Nella Tessuti

When passion for fabric becomes a company and crosses borders all over the world

Bologna - 13 September 2016 - Alessandra Lepri

In the early 1950s, fashion focused on tailors, from large workshops to small home dressmakers. Buying fabric to make a dress was a custom that has gradually disappeared over the years. In 1953 in the province of Bologna in Baricella, Nella Bottazzi started a fabric retail shop. Seamstresses and ladies bought pure silk remnants from big designers there. After 30 years, the famous fabric shop grew and expanded into wholesale in order to keep pace with the evolution of the textile market, broadening their horizons to ensure continuity of the business.

 

 

 

 

The third generation stores and showrooms have specialised full time staff.
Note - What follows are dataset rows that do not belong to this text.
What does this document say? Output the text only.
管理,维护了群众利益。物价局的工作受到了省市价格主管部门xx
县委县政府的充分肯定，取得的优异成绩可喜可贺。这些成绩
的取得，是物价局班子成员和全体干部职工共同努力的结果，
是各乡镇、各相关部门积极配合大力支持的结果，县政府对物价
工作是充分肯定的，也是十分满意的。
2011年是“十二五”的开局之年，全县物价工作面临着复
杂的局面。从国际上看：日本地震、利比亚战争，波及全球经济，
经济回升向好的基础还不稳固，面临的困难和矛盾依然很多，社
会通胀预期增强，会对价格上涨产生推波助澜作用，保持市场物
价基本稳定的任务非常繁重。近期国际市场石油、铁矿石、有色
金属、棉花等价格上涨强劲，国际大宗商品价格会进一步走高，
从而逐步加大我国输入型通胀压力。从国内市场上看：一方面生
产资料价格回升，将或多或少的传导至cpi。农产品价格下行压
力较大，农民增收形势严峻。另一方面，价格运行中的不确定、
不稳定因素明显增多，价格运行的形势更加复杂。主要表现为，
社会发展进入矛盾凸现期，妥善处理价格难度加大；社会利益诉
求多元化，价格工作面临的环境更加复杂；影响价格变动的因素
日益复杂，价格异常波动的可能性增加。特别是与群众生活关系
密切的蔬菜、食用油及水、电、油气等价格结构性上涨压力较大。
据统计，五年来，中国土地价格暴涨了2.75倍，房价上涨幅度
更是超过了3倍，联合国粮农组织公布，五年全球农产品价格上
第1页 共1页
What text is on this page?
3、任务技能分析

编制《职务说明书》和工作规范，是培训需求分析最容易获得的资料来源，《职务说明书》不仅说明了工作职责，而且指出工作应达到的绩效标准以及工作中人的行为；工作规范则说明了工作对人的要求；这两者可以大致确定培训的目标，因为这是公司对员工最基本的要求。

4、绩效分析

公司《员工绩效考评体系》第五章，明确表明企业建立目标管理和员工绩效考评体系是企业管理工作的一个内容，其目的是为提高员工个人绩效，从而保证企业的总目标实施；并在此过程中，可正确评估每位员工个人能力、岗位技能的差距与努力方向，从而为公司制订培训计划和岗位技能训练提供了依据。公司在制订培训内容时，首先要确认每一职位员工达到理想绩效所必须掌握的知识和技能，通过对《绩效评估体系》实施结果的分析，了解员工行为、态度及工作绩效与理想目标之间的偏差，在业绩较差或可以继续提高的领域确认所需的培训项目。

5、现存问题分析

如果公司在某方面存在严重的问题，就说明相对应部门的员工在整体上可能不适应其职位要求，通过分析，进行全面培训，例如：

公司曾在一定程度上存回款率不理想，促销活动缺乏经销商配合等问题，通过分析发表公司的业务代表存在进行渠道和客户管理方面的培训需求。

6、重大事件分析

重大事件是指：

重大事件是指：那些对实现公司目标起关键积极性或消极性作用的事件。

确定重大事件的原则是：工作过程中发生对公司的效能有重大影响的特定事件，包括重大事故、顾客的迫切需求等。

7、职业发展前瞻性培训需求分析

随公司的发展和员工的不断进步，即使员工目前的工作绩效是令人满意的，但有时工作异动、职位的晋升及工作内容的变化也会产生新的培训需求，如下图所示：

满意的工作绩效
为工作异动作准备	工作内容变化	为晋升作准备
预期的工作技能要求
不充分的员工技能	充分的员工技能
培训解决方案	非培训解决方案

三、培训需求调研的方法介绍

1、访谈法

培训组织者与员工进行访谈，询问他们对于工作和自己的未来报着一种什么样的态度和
A special showroom has been added to the historic store to receive guests mostly from Russian fashion houses and a shop in Bologna’s historical centre, in Via San Felice 12/a.

 

The company is also currently a partner of the majority of shops in Pecs in Hungary and in Los Angeles in the United States. The company sells fabrics in 42 countries around the world: from Russia to Japan, Morocco to Kazakhstan, with exports amounting to 88% of its turnover.
The secret of success of this long-lived prestigious business and production of fabrics is visible in the heirs of Nella Bottazzi’s finely tuned sensitivity and love for the art and craft of fabric production. They continued the family business, implementing it with far-reaching cultural initiatives. From 2013, in fact, on the occasion of the thirtieth anniversary of the new management and sixtieth anniversary from its foundation, important investments have been made in terms of events dedicated to art, advertising campaigns and structural safety operations.

Among the initiatives in support of the art of embroidery and fabric culture is the recent exhibition of antique restored “chasubles”, a collection of antique vestments returned to their former glory thanks to the company’s specialist restoration.